Em primeiro lugar, afirmo aqui que sou uma pessoa aberta a todos os tipos de comédia, desde que elas me façam rir. E no caso de A Verdadeira Dor, ela não me fez rir, por mais que tentasse diversas vezes. Com um roteiro que foca mais no drama e não se esforça em fazer as piadas certas, o que era pra ser uma comédia dramática, fica mais um drama com toques de comédia. A direção do Jesse Eisenberg não sabe para onde quer ir e fica mais no comodismo dos clichês básicos de direção e de algumas referencias, puxando até uma pequena referencia a cena do dedão do pé da Noiva no Kill Bill.

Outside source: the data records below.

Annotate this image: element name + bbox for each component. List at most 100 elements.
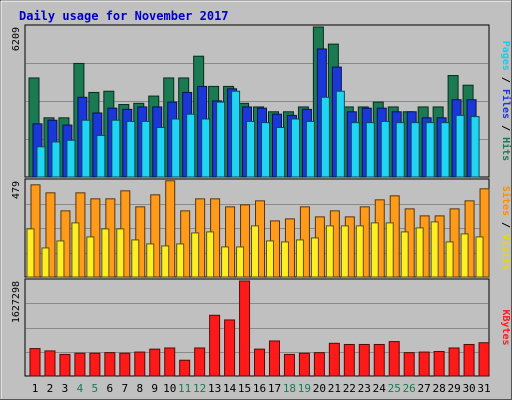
bar-pages-day-14 [231,90,241,178]
x-tick-label-day-29: 29 [447,382,460,395]
bar-visits-day-24 [370,222,379,278]
bar-visits-day-12 [191,232,200,278]
axis-label-sites: Sites [500,186,512,216]
bar-visits-day-16 [251,225,260,278]
bar-kbytes-day-30 [463,343,475,377]
bar-sites-day-14 [225,206,236,278]
bar-kbytes-day-14 [224,319,236,377]
series-visits [26,221,484,278]
x-tick-label-day-22: 22 [343,382,356,395]
bar-pages-day-6 [111,119,121,178]
axis-label-pages: Pages [500,41,511,71]
bar-kbytes-day-2 [44,350,56,377]
x-tick-label-day-24: 24 [373,382,387,395]
bar-kbytes-day-5 [89,352,101,377]
bar-visits-day-27 [415,227,424,278]
bar-kbytes-day-22 [343,343,355,377]
x-tick-label-day-2: 2 [47,382,54,395]
x-tick-label-day-8: 8 [136,382,143,395]
bar-pages-day-5 [96,134,106,178]
panel-bottom-axis-labels: KBytes [500,309,511,345]
x-tick-label-day-25: 25 [388,382,401,395]
x-tick-label-day-30: 30 [462,382,475,395]
series-kbytes [29,280,490,377]
bar-pages-day-13 [216,101,226,178]
bar-visits-day-20 [310,237,319,278]
x-tick-label-day-14: 14 [223,382,237,395]
bar-pages-day-28 [440,122,450,178]
bar-kbytes-day-6 [104,352,116,377]
bar-visits-day-28 [430,221,439,278]
bar-kbytes-day-8 [134,351,146,377]
bar-kbytes-day-12 [194,347,206,377]
x-axis-day-labels: 1 2 3 4 5 6 7 8 9 10 11 12 13 14 15 16 17 18 19 20 21 22 23 24 2… [32,382,491,395]
panel-middle: 479 Sites / Visits [11,178,512,278]
bar-visits-day-15 [236,246,245,278]
panel-bottom-max-label: 1627298 [11,281,22,323]
bar-pages-day-30 [470,116,480,178]
bar-kbytes-day-9 [149,348,161,377]
panel-middle-max-label: 479 [11,181,22,199]
bar-visits-day-6 [101,228,110,278]
bar-visits-day-18 [280,241,289,278]
bar-pages-day-7 [126,120,136,178]
bar-pages-day-26 [410,122,420,178]
bar-kbytes-day-11 [179,359,191,377]
x-tick-label-day-13: 13 [208,382,221,395]
bar-visits-day-3 [56,240,65,278]
bar-sites-day-10 [165,180,176,278]
bar-visits-day-31 [475,236,484,278]
bar-visits-day-19 [295,239,304,278]
axis-label-kbytes: KBytes [500,309,511,345]
bar-visits-day-8 [131,239,140,278]
bar-pages-day-21 [335,90,345,178]
bar-kbytes-day-7 [119,352,131,377]
bar-kbytes-day-29 [448,347,460,377]
x-tick-label-day-20: 20 [313,382,326,395]
x-tick-label-day-17: 17 [268,382,281,395]
series-sites [30,180,490,278]
bar-sites-day-9 [150,194,161,278]
bar-kbytes-day-4 [74,352,86,377]
bar-visits-day-7 [116,228,125,278]
bar-kbytes-day-1 [29,348,41,377]
x-tick-label-day-18: 18 [283,382,296,395]
x-tick-label-day-3: 3 [62,382,69,395]
bar-pages-day-3 [66,139,76,178]
bar-visits-day-9 [146,243,155,278]
bar-kbytes-day-13 [209,314,221,377]
bar-pages-day-19 [305,120,315,178]
bar-pages-day-25 [395,122,405,178]
bar-kbytes-day-18 [283,353,295,377]
x-tick-label-day-19: 19 [298,382,311,395]
bar-pages-day-12 [201,118,211,178]
x-tick-label-day-27: 27 [418,382,431,395]
bar-kbytes-day-24 [373,343,385,377]
bar-sites-day-15 [240,204,251,278]
panel-bottom: 1627298 KBytes [11,278,511,377]
bar-visits-day-26 [400,231,409,278]
x-tick-label-day-21: 21 [328,382,341,395]
bar-pages-day-23 [365,122,375,178]
bar-pages-day-29 [455,114,465,178]
bar-visits-day-2 [41,247,50,278]
bar-pages-day-22 [350,122,360,178]
bar-visits-day-25 [385,222,394,278]
bar-visits-day-11 [176,243,185,278]
bar-visits-day-1 [26,228,35,278]
bar-sites-day-2 [45,192,56,278]
bar-kbytes-day-31 [478,342,490,377]
bar-kbytes-day-3 [59,353,71,377]
bar-kbytes-day-10 [164,347,176,377]
bar-kbytes-day-19 [298,352,310,377]
axis-label-files: Files [500,89,512,119]
bar-visits-day-10 [161,245,170,278]
bar-pages-day-17 [275,126,285,178]
bar-pages-day-10 [171,118,181,178]
bar-pages-day-2 [51,141,61,178]
bar-pages-day-24 [380,120,390,178]
x-tick-label-day-6: 6 [107,382,114,395]
series-pages [36,90,480,178]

Já na parte da atuação, o Jesse manda super bem e entrega o drama necessário que o roteiro escrito por ele próprio pede. Agora, quem se destaca mais, é o Kieran Culking, que se esforça para entregar boas cenas cômicas, mas o roteiro não deixa. Mas, do lado dramático, ele dá um show de carisma e dá mais interesse do que o Jesse, que foca em fazer um personagem mais centrado, o total oposto do desajustado que é o Kieran.
No geral, A Verdadeira Dor foi um verdadeiro sofrimento, mas que no fundo, tenta transmitir que temos que uma hora ou outra, enfrentar nosso passado para poder seguir em frente.